LastPass, a well-known password management tool, is at risk of a €20 million GDPR penalty due to a lack of solutions. In the EU, data privacy and the way companies manage personal data are very serious. These companies must follow GDPR guidelines or risk serious consequences.
And the EU has cracked down very this. Last July, the retail giant was ordered to pay fines of up to 746 million euros after 10,000 people complained that Amazon's handling of user data was found to have violated users' privacy. During last December's security disaster, LastPass was busy with repairs and recoveries, but it was these unresolved vulnerabilities that could face fines of up to €20 million for violating Article 20 of the GDPR, the right to data portability.
In a Reddit post, user /u/nametaken_thisonetoo posted his dissatisfaction with LastPass, explaining the many ways the software holds your data hostage. The post was quickly followed up by an article on AlternativeTo that linked these pain points to GDPR violations.
Among the many grievances listed, the most prominent one is the strategy of LastPass free users to export their personal data very difficult or even impossible. For example, if you've been downgraded to a free account, LastPass can lock you in their desktop browser product after three switches between mobile or desktop. Once you are locked into the desktop plugin, you may not be able to export your data because there are countless unresolved errors.

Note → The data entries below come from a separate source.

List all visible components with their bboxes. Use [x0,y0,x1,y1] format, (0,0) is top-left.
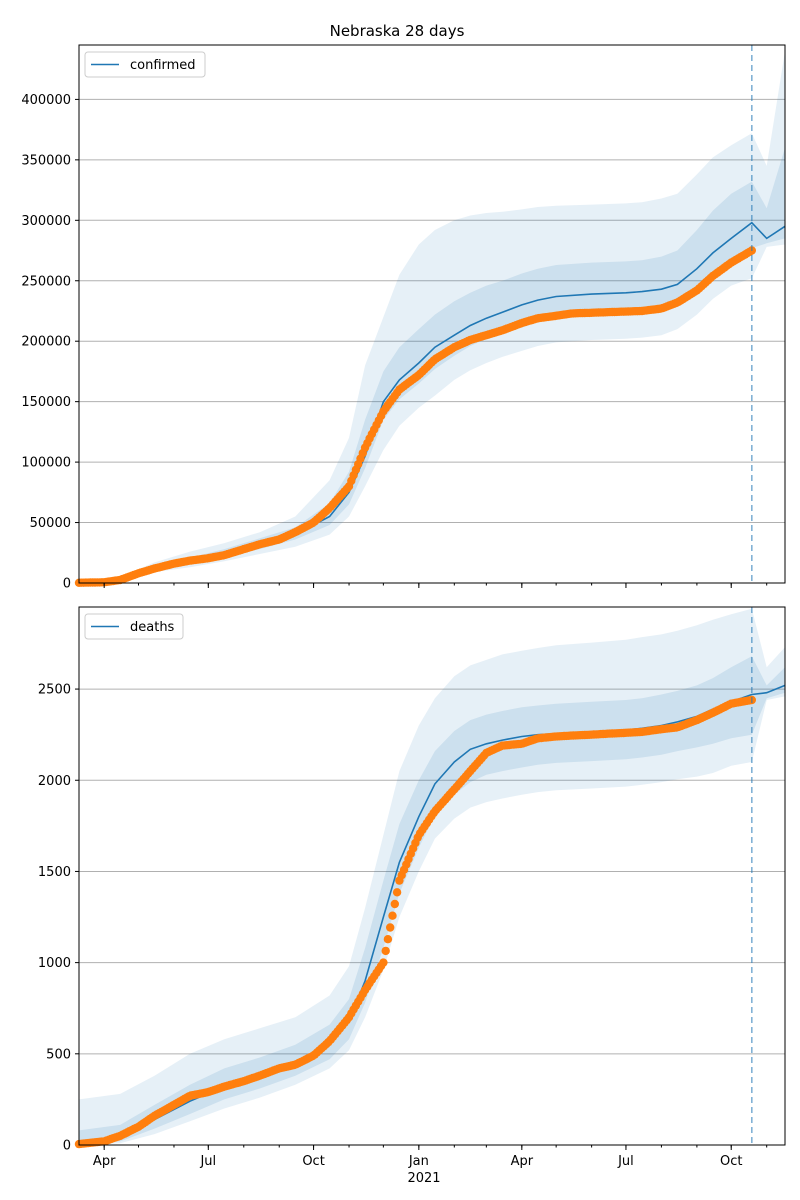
y-tick-label: 350000 [21,153,71,168]
y-tick-label: 2500 [38,683,71,698]
legend-box [84,51,206,78]
x-tick-label: Oct [302,1154,324,1169]
observed-point [390,899,399,909]
plot-frame [78,44,786,584]
legend-label: confirmed [130,58,196,73]
deaths-panel: 0 500 1000 1500 2000 2500 Apr Jul Oct Jan Apr Jul Oc… [38,606,786,1169]
y-tick-label: 100000 [21,456,71,471]
confirmed-panel: 0 50000 100000 150000 200000 250000 300000 3500… [21,44,786,592]
observed-point [379,958,388,967]
inner-interval-band [79,656,785,1145]
x-tick-label: Apr [93,1154,116,1169]
plot-frame [78,606,786,1146]
y-tick-label: 500 [46,1047,71,1062]
y-tick-label: 2000 [38,774,71,789]
observed-point [388,911,397,920]
y-tick-label: 400000 [21,93,71,108]
x-tick-label: Oct [720,1154,742,1169]
x-tick-label: Apr [511,1154,534,1169]
x-tick-label: Jan [408,1154,429,1169]
y-tick-label: 0 [63,1139,71,1154]
outer-interval-band [79,51,785,583]
y-tick-label: 250000 [21,274,71,289]
x-tick-label: Jul [199,1154,216,1169]
y-tick-label: 200000 [21,335,71,350]
observed-point [392,888,402,897]
observed-point [386,923,395,932]
legend: deaths [84,613,184,640]
y-tick-label: 300000 [21,214,71,229]
legend-box [84,613,184,640]
legend: confirmed [84,51,206,78]
year-label: 2021 [407,1171,440,1186]
legend-label: deaths [130,620,175,635]
observed-point [381,946,390,956]
outer-interval-band [79,608,785,1145]
y-tick-label: 1000 [38,956,71,971]
x-tick-label: Jul [617,1154,634,1169]
chart-title: Nebraska 28 days [330,22,465,40]
y-tick-label: 150000 [21,395,71,410]
observed-point [383,935,393,944]
y-tick-label: 50000 [30,516,71,531]
y-tick-label: 1500 [38,865,71,880]
y-tick-label: 0 [63,577,71,592]
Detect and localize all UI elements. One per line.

LastPass forum user tombrady reported the bug on March 21, 2021, and the option to export data was simply grayed out, there was no way around it, and it remained unresolved almost ten months later. Interestingly, the forum post was flagged as "Accept solution" by LastPass staff member GlennD, who said, "We are aware of the problem and will be releasing an update soon to correct the problem."

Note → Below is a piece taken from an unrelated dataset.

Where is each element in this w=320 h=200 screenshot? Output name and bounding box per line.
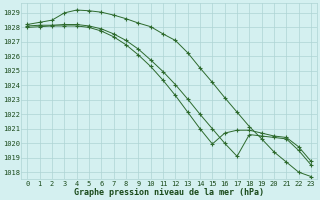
X-axis label: Graphe pression niveau de la mer (hPa): Graphe pression niveau de la mer (hPa) bbox=[74, 188, 264, 197]
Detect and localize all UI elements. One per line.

Despite this, the forum post continues to receive complaints about their data being hijacked, but does not actually confirm that the bug was fixed. In the last 24 hours, there were two posts asking why this error remains uncorrected. Meanwhile, GlennD seems to be working manually to fix all the reported bugs. The fact that this error exists may be a direct violation of Article 20 of the GDPR, the right to data portability. The clause makes it clear that users should be able to access their data in a "commonly used and machine-readable format," regardless of whether they are paid or not.

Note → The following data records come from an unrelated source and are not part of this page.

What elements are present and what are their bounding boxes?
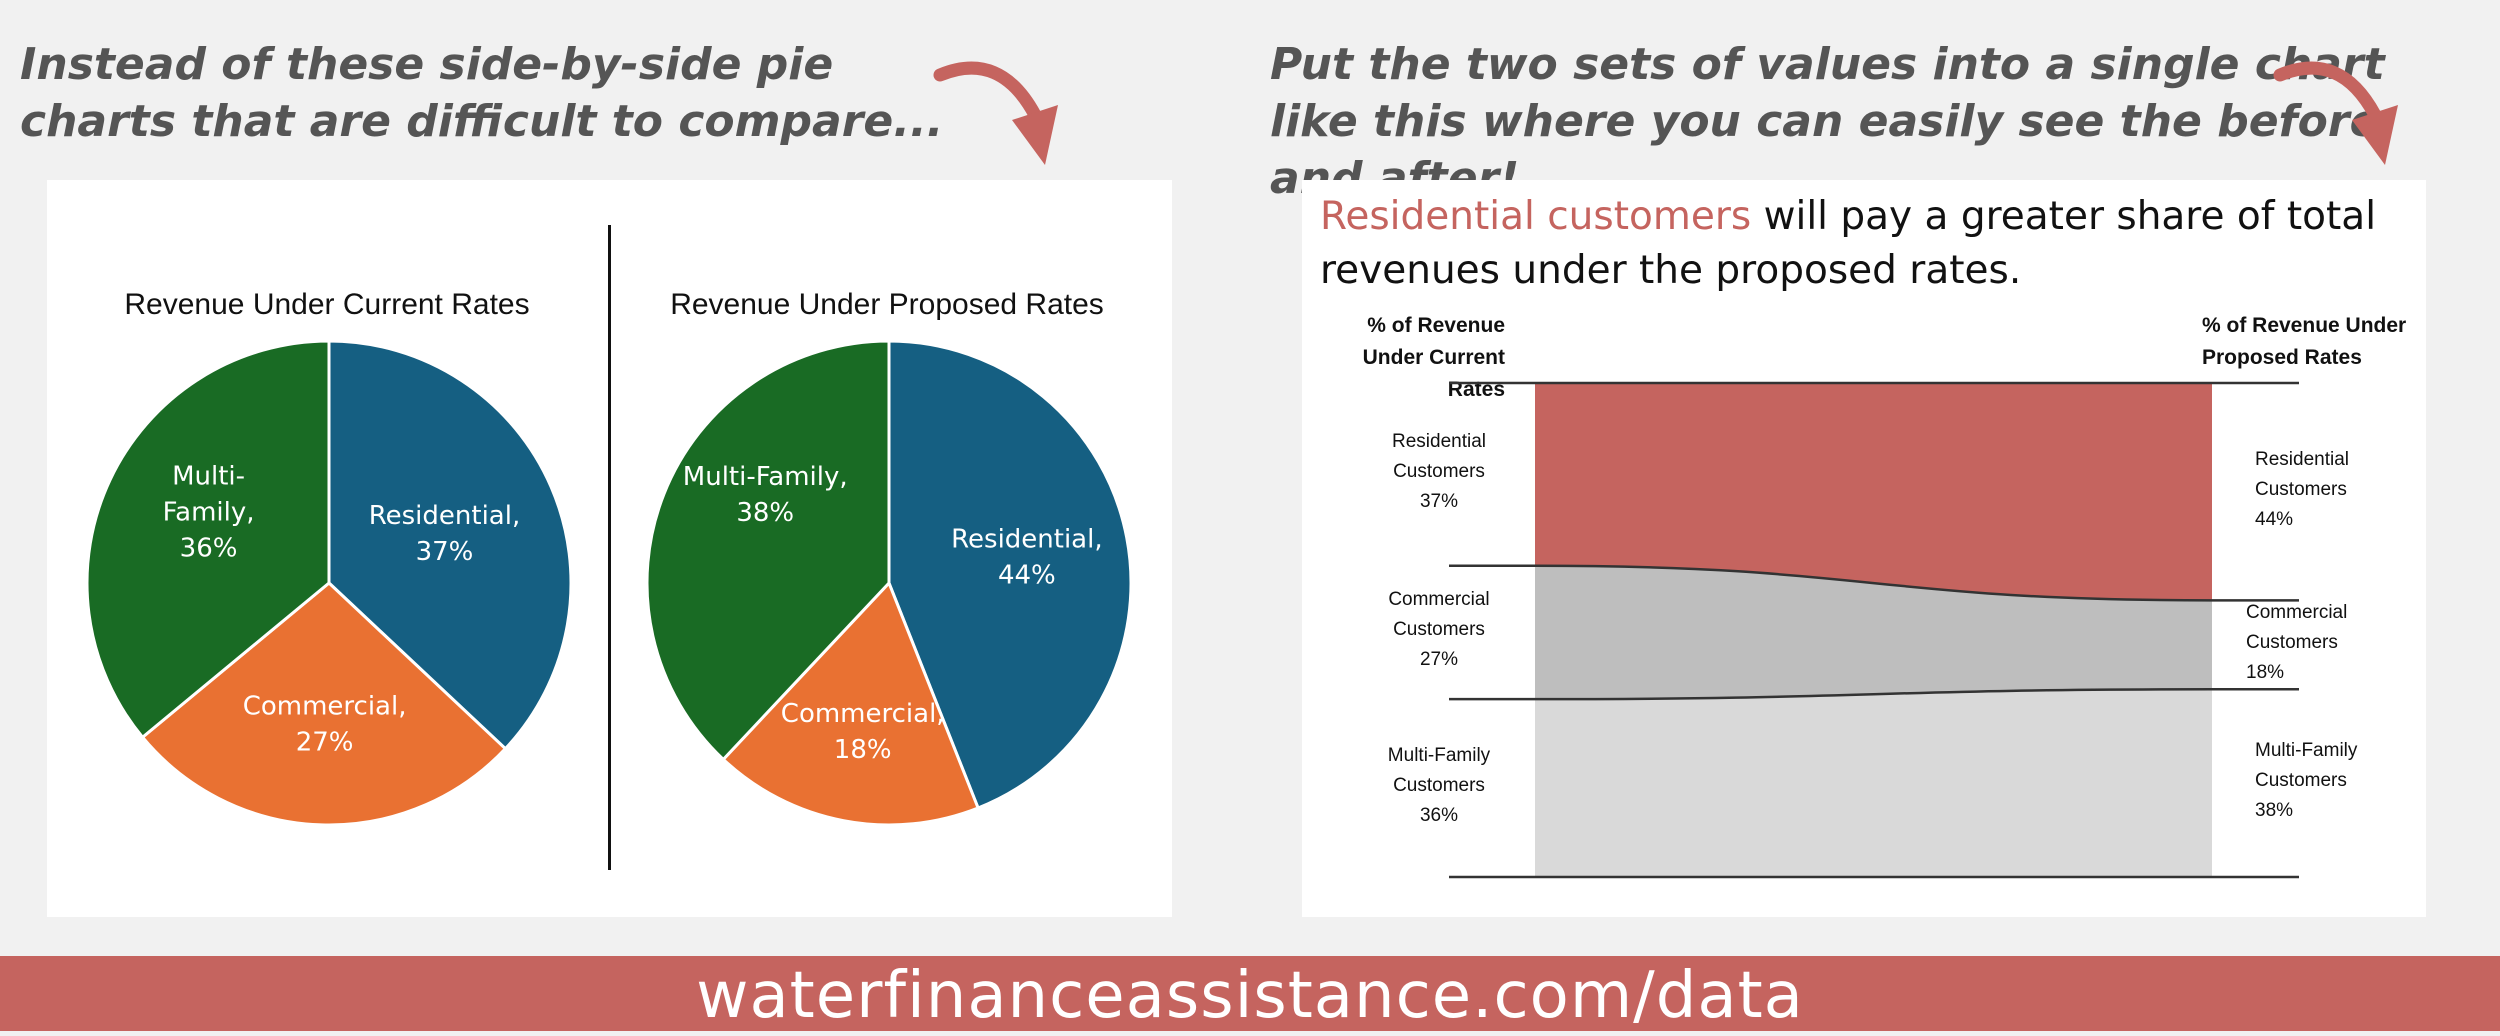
pie-proposed-label-residential: Residential, 44% bbox=[951, 525, 1102, 591]
pie-proposed-title: Revenue Under Proposed Rates bbox=[670, 288, 1104, 321]
slope-band-multi-family bbox=[1535, 689, 2212, 877]
pie-current-label-multi-family: Multi-Family, 36% bbox=[163, 461, 255, 563]
pie-proposed-label-multi-family: Multi-Family, 38% bbox=[683, 462, 848, 528]
slope-band-residential bbox=[1535, 383, 2212, 601]
right-label-multi-family: Multi-Family Customers 38% bbox=[2255, 740, 2358, 822]
slope-chart-panel: Residential customers will pay a greater… bbox=[1302, 180, 2426, 917]
pie-charts-panel: Revenue Under Current Rates Revenue Unde… bbox=[47, 180, 1172, 917]
pie-current-title: Revenue Under Current Rates bbox=[124, 288, 530, 321]
pie-proposed-slice-multi-family bbox=[645, 339, 891, 762]
headline-rest: will pay a greater share of total revenu… bbox=[1320, 194, 2377, 293]
footer-bar: waterfinanceassistance.com/data bbox=[0, 956, 2500, 1033]
caption-left: Instead of these side-by-side pie charts… bbox=[20, 39, 944, 147]
right-axis-label: % of Revenue Under Proposed Rates bbox=[2202, 314, 2407, 369]
pie-proposed-label-commercial: Commercial, 18% bbox=[781, 699, 945, 765]
pie-current-slice-commercial bbox=[140, 581, 508, 827]
left-label-multi-family: Multi-Family Customers 36% bbox=[1387, 745, 1491, 827]
left-label-residential: Residential Customers 37% bbox=[1392, 431, 1486, 513]
right-label-residential: Residential Customers 44% bbox=[2255, 448, 2349, 530]
curved-arrow-icon bbox=[2273, 61, 2398, 165]
footer-url[interactable]: waterfinanceassistance.com/data bbox=[696, 959, 1804, 1033]
left-label-commercial: Commercial Customers 27% bbox=[1388, 589, 1490, 671]
slope-chart bbox=[1449, 381, 2299, 879]
slope-boundary-line bbox=[1449, 688, 2299, 701]
headline-highlight: Residential customers bbox=[1320, 194, 1752, 239]
pie-current-label-commercial: Commercial, 27% bbox=[243, 691, 407, 757]
pie-current-slice-residential bbox=[327, 339, 573, 751]
pie-current-slice-multi-family bbox=[85, 339, 331, 740]
slope-band-commercial bbox=[1535, 565, 2212, 700]
pie-proposed-slice-residential bbox=[887, 339, 1133, 810]
chart-headline: Residential customers will pay a greater… bbox=[1320, 190, 2410, 298]
slope-boundary-line bbox=[1449, 564, 2299, 602]
caption-right: Put the two sets of values into a single… bbox=[1270, 39, 2385, 204]
pie-charts: Residential, 37% Commercial, 27% Multi-Famil… bbox=[85, 339, 1133, 827]
pie-proposed-slice-commercial bbox=[721, 580, 981, 827]
divider-line bbox=[608, 225, 611, 870]
pie-current-label-residential: Residential, 37% bbox=[369, 501, 520, 567]
right-label-commercial: Commercial Customers 18% bbox=[2246, 601, 2348, 683]
curved-arrow-icon bbox=[933, 61, 1058, 165]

Another complaint is that LastPass doesn't offer traditional support channels. While LastPass premium users get phone and email support, free users don't. This means that if you can't access your data because of a LastPass error, you'll have to rely on LastPass's forums, which, as demonstrated above, is an unstable experience that may or may not lead to a solution. By restricting phone and email support for free customers, LastPass appears to have once again violated Article 20 of the GDPR, making itself vulnerable to considerable fines.